I don't believe he realizes how good looking and sexy he is. As a woman I can read the looks on the faces of other women and pretty much know what they are thinking when they look at a man they find themselves attracted to.

When it comes to my son, the young girls will glance at him then look back as if they missed something. They will check him out, and if they are with another female they will turn to her and say something, which usually results in both of them looking at Kyle, smiling, then walking off together giggling. Older women are more reserved and much more discrete, but they still make it easy for me to see they are interested. I can tell they are constructing a fantasy in their imagination of what it would be like to take him home with them or wondering to themselves how large the special treat he is hiding behind the zipper of his pants might be.

Whenever this has happened I have always been proud it is my son they are admiring. I like knowing I have a lot to do with the man he has grown up to be. His looks are also derived from his parents, of which I was obviously at least 50% responsible.

The age difference between my son and me is only 18 years. He has told me a few times he has overheard people who do not know us, having mistaken us as being a couple. We both get a kick out of this when it happens and laugh it off, but deep down it does give me a thrill and sense of pride. It makes me feel good that some people still see me as a young desirable woman who is still able to attract the attention of this handsome young man.

Chapter 2 -- Mom Needs a Foot Massage

On the day that put into motion the events that would eventually lead to my loss of control, I remember it had been a rough day at work and my feet were killing me. When I arrived home I fixed dinner, as usual and as we ate, Kyle told me about his classes at college. I always love when he shares with me how his day has gone.

As we were finishing up, he obviously had noticed my fatigue and asked, "Mom, are you okay?"

"Yea Honey, I'm just tired. My feet hurt and it was a rough day at the office."

I was shocked by his next comment. "Mom, I've got this. Why don't you go take a long hot bath and I will clean up the kitchen."

I almost passed out, here my son was offering to clean the kitchen. I almost told him thanks, but that I could take care of it, when I realized this was something he actually wanted to do for me. I said, "Honey that is so sweet of you. You have no idea how much I appreciate you pitching in and helping me like this."

"Mom, it is the least I can do when you consider all you do for me."

I got up and walked over to him wrapping my arms around his head and gave him a kiss on the top of his head. His thick brown hair was soft and smelled good. "Thanks Honey, I won't be long. Maybe we can watch a show on TV when I get out."

"Sure Mom, sounds good.
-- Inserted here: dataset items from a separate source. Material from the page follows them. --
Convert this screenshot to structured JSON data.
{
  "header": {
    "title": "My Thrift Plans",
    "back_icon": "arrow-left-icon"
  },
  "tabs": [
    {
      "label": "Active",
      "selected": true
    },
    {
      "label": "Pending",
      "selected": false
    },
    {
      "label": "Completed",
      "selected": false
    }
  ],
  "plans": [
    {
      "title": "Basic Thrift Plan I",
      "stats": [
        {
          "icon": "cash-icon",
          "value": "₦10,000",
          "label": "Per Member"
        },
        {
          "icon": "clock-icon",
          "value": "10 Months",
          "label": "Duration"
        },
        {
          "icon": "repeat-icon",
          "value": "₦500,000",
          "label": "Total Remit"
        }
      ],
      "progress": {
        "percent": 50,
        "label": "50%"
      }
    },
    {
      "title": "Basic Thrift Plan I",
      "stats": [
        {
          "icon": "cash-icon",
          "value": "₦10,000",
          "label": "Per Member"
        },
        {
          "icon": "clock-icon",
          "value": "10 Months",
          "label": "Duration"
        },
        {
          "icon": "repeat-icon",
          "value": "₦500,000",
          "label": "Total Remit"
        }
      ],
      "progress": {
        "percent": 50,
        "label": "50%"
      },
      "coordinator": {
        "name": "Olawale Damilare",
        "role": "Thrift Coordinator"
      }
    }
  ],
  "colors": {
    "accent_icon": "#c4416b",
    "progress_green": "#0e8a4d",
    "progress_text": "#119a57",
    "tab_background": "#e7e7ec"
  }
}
Take your time, I need to figure out where everything goes and will probably need a little extra time to clean up the glass from the dishes I break."

We both laughed at his comment. I gave him another hug and thanked him for being such a good son before heading down the hall to my bathroom. The idea of a nice long soak in a tub of hot water and bath crystals sounded like the perfect ending to my hectic day.

The hot water felt just as good as I had imagined, and my feet were doing much better now that I was off of them. I am a real estate agent and the competition amongst agents for listings is fierce. I have to look my best every single day if I am to have any reasonable expectation of securing new listings, and after all that is what it is all about.

Since all the women in the office dress very nice and wear heels, in order to compete, that is how I must dress. I have tried to forget my ex-husband, but some of what he said has stuck with me and actually makes sense. One thing he valued in the business world was personal appearance. Whether I like it or not, people do make decisions based on how I look. Keeping myself in shape is good for my health and also contributes to my success. To keep myself looking good I have a regular standing appointment at the salon to have my nails done along with frequent trips to the gym to keep my body toned and looking good. At 38 I have no difficulty turning heads, but it does require some effort to stay on top of everything.